(Minghui.org) Size uygulayıcıları kurtarmak için yapılan başarılı bir operasyondan bahsetmek istiyorum. Yaklaşık 20 yıl önce olmasına rağmen, olayın tamamı hala hafızamda o günkü kadar canlı.

Aralık 2004'tü. Anguo ve eşi Bingli genç bir çiftti ve her ikisi de hastanede doktor olarak çalışıyordu. Oğulları birkaç ay önce doğmuştu ve mutlu bir aileydiler. İkisi de saygı duyulan, bilgili ve ahlaklı doktorlardı. Çalışkandılar ve her zaman daha iyi olmak için uğraşıyorlardı. Hastanede “çok popüler” doktorlar olarak kabul ediliyorlardı. Hastanenin liderleri onları övüyor ve onlara değer veriyordu. Ancak Falun Dafa'yı uyguladıkları için zulüm gördüler ve hastane müdürü tarafından "dönüştürülmeleri" için hedef haline geldiler.

Orta yaşlı bir kadın olan hastane müdürü ateistti ve vicdansızdı. Jiang Zemin'in zulüm politikasını izliyordu ve hastanede çalışan tüm Falun Dafa uygulayıcılarına acımasızca zulmetmek için yerel polisle aktif bir şekilde işbirliği yapıyordu.

Hastane Müdürü, Çiftin Tutuklanması İçin Polise Yardım Ediyor

Anguo ve Bingli gece vardiyasındaydı ve odalarda yatan hastaları kontrol ediyordu.

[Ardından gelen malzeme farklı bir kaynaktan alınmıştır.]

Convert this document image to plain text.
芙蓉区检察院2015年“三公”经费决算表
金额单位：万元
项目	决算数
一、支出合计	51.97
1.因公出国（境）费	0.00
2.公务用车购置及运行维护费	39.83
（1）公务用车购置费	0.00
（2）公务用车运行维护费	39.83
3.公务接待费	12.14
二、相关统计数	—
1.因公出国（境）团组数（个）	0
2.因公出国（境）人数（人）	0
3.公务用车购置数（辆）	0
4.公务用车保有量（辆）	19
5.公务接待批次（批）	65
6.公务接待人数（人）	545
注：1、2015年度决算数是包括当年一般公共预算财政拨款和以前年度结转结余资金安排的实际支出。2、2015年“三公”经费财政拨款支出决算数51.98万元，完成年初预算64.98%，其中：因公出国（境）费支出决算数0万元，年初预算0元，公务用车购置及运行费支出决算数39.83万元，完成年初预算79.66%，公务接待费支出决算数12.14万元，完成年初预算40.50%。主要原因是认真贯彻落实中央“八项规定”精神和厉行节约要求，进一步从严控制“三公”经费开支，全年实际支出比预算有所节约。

O sırada hastane müdürünün kendisini görmek istediği mesajı geldi. Müdürün odasına giderken, avluya park etmiş polis arabalarını ve yanlarında üniformalı polislerin durduğunu fark etti. Bingli bir şeylerin yolunda gitmediğini hissetti çünkü müdürü o saatte normal şartlar altında onu görmek istemezdi. Hastaneden gitmeye karar verdi ve doğrudan çıkış kapısına yürüdü.

Ama müdür gizlice onu izliyordu. Bingli'nin dışarı çıktığını görünce "Nereye gidiyorsun?" diye bağırdı. Bingli, "Kahvaltı yapacağım" dedi. Müdür, "Ben sana alırım" dedi. Bingli, polisin Falun Dafa uygulayıcıları için orada olduğunu hemen anladı. Kapıya doğru adımlarını hızlandırdı ve arkasına baktığında müdürün peşinden koştuğunu gördü. Bingli hızla dışarı doğru koştu.

Müdürün kendisini ve kocasını tutuklatmak için polisle işbirliği yaptığını fark etti. Bingli birkaç yüz metre ötedeki bir markete kadar koştu ve müdür onu taksiyle takip ediyordu. Bingli gece vardiyasından yeni çıktığı ve saatlerdir yemek yemediği için bu ani yorgunluk onu bitkin düşürdü ve birden yere yığıldı. Müdür geldi ve telefonla konuşurken taksiden indi. Kısa süre sonra onu bir hastane aracı takip etti. Hastanenin ofis müdürü ve bölüm şefi araçtan indi. Müdür, Bingli'yi araca taşımalarını istedi.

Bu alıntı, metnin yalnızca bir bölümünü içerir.